After all, the White Walkers aren't really characters with personalities so much as they are unstoppable forces of nature, so how much drama and intrigue could there be? Surely Dany will swoop in with her dragons, roast the armies of the frozen undead, and there will be much rejoicing. Right? Well, the revelation that Season 8 will boast almost as much content as a typical 10-episode season of Thrones puts the lie to this theory. Apparently the final season won't just be six hours of dazzling eye candy after all.
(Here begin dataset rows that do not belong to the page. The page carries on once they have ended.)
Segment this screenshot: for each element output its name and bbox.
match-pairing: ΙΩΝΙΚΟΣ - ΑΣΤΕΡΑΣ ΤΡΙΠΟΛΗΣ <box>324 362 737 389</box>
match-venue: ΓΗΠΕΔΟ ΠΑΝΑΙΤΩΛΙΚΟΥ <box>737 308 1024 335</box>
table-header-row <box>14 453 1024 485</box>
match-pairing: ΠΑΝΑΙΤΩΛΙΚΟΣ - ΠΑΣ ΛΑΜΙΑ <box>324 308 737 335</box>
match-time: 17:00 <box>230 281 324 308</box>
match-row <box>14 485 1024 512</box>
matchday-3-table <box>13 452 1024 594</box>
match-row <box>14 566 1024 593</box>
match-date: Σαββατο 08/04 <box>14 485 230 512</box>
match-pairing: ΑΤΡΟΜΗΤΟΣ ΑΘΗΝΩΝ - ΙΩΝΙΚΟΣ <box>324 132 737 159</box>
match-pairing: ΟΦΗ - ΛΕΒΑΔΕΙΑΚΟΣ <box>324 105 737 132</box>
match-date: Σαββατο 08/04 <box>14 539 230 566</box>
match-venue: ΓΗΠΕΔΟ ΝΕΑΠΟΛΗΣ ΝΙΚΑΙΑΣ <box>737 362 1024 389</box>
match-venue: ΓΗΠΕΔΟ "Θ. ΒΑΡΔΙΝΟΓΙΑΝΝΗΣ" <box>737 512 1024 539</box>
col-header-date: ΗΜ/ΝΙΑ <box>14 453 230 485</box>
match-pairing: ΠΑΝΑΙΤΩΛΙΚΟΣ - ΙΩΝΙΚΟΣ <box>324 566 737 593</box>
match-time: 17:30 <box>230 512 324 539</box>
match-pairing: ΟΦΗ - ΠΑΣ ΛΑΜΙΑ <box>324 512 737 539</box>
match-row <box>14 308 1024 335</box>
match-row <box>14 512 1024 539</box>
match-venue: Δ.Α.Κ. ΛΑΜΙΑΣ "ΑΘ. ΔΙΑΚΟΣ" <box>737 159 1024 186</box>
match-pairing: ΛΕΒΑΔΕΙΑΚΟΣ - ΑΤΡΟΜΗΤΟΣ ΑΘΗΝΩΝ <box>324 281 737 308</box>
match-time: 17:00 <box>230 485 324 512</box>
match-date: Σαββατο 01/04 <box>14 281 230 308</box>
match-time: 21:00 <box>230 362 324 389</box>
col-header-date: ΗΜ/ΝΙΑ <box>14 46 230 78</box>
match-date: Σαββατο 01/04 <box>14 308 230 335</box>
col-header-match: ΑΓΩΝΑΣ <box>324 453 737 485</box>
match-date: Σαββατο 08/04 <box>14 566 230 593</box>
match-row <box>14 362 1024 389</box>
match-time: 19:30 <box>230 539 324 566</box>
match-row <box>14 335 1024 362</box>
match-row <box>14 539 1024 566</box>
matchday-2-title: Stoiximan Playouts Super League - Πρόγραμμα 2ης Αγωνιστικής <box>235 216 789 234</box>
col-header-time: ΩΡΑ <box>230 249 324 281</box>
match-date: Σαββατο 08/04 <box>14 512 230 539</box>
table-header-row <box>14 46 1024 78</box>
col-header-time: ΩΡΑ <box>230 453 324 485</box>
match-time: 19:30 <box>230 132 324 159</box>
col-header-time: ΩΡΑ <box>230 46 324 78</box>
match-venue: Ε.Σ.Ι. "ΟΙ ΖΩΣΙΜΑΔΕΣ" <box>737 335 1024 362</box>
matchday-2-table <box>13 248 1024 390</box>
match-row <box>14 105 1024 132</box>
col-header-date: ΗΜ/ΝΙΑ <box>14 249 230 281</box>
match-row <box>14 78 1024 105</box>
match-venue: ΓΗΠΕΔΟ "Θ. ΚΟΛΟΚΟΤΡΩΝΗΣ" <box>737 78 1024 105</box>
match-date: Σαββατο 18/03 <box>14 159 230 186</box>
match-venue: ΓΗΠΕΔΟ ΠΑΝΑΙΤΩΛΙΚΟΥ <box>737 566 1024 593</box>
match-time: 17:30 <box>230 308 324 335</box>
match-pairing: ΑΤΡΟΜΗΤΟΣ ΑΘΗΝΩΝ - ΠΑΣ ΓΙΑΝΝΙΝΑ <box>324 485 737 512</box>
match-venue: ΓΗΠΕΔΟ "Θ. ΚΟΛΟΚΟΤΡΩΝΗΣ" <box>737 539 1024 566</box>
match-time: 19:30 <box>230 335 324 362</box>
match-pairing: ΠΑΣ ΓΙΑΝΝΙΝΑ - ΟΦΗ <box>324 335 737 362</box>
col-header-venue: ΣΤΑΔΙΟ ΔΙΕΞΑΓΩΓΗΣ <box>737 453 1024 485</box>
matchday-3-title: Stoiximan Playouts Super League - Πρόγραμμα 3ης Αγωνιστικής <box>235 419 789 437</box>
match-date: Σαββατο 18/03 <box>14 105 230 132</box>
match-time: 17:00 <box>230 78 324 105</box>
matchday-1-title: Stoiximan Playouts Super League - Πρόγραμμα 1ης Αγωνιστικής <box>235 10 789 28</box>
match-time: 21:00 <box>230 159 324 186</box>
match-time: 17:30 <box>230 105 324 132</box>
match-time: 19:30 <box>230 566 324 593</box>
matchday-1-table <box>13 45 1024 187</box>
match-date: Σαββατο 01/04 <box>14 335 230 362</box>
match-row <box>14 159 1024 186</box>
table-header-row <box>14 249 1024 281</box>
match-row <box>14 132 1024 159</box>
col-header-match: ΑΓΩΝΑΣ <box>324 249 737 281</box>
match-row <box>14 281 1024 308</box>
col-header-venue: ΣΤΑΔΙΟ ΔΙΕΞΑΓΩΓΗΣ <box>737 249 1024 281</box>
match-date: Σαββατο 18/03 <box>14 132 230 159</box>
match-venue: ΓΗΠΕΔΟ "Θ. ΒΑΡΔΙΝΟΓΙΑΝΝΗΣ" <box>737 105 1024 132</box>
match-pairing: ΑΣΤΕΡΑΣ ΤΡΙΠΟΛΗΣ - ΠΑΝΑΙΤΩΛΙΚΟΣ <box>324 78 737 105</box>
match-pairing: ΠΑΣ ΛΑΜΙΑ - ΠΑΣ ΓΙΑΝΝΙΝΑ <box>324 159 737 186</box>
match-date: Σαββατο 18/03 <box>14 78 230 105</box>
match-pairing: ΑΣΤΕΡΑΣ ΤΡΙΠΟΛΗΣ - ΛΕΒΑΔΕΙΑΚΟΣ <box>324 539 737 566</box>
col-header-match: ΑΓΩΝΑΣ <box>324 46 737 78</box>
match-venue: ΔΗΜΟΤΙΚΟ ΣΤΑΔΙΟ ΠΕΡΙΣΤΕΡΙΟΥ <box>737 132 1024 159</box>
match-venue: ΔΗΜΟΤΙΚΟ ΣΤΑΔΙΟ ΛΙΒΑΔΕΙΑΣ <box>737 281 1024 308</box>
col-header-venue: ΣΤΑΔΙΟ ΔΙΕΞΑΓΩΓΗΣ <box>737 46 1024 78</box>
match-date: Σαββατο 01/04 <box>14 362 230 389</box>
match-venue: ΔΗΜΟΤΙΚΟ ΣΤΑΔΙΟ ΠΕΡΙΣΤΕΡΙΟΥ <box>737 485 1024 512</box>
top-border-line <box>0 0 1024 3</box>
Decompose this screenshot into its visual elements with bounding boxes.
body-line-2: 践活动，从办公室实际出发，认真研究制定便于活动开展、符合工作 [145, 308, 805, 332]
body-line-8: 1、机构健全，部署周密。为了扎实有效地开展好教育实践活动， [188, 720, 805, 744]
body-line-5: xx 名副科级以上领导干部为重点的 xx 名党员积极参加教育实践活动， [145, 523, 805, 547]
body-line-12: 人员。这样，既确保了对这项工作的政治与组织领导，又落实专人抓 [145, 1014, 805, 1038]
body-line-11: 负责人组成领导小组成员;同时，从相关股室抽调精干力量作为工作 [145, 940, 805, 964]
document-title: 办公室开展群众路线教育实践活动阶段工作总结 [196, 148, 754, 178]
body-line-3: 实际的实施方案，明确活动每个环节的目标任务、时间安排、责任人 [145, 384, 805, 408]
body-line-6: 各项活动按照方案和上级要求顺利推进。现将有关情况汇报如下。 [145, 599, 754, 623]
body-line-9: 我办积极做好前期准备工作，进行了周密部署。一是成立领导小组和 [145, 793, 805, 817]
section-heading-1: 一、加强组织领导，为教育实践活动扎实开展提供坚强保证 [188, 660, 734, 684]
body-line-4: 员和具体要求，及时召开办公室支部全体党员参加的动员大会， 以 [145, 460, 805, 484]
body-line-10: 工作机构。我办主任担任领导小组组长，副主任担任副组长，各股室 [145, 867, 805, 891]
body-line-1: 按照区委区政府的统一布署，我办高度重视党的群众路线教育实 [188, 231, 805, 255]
For years, some fans of George R.R. Martin's novels have wondered if the author was building to some twist involving the White Walkers. After all, the author is so good at populating his fictional world with characters that aren't 100 percent good or 100 percent evil and subverting typical fantasy expectations; will his entire saga really boil down to good dragons vs. evil zombies? So far, readers (and viewers) haven't learned too much about the White Walkers, their culture, their motives, or their ultimate goals. Could there be more to them than meets the eye?

In the books, Bran recounts a story Old Nan once told him about the fabled Night's King, a Lord Commander of the Night's Watch centuries ago who fell in love with a woman "with skin as white as the moon and eyes like blue stars." The couple ruled together from their dreaded castle, the Nightfort, and it took the combined might of the Night's Watch, the Lord of Winterfell, and the King-Beyond-The-Wall to end their reign of terror. But if White Walkers truly are beings who are capable of falling in love and coupling with humans, surely there's more that fans don't know about them, and more layers to them to be revealed at a later date.

Perhaps the feature-length episodes of Season 8 will finally see the White Walkers come into their own as true three-dimensional characters as complicated as the rest of the rich cast that populates Westeros. Until then, at least fans who have long been clamoring for a Game Of Thrones movie finally have something to cheer about — six Game Of Thrones movies in a row, all of which they can screen from the comfort of their living rooms.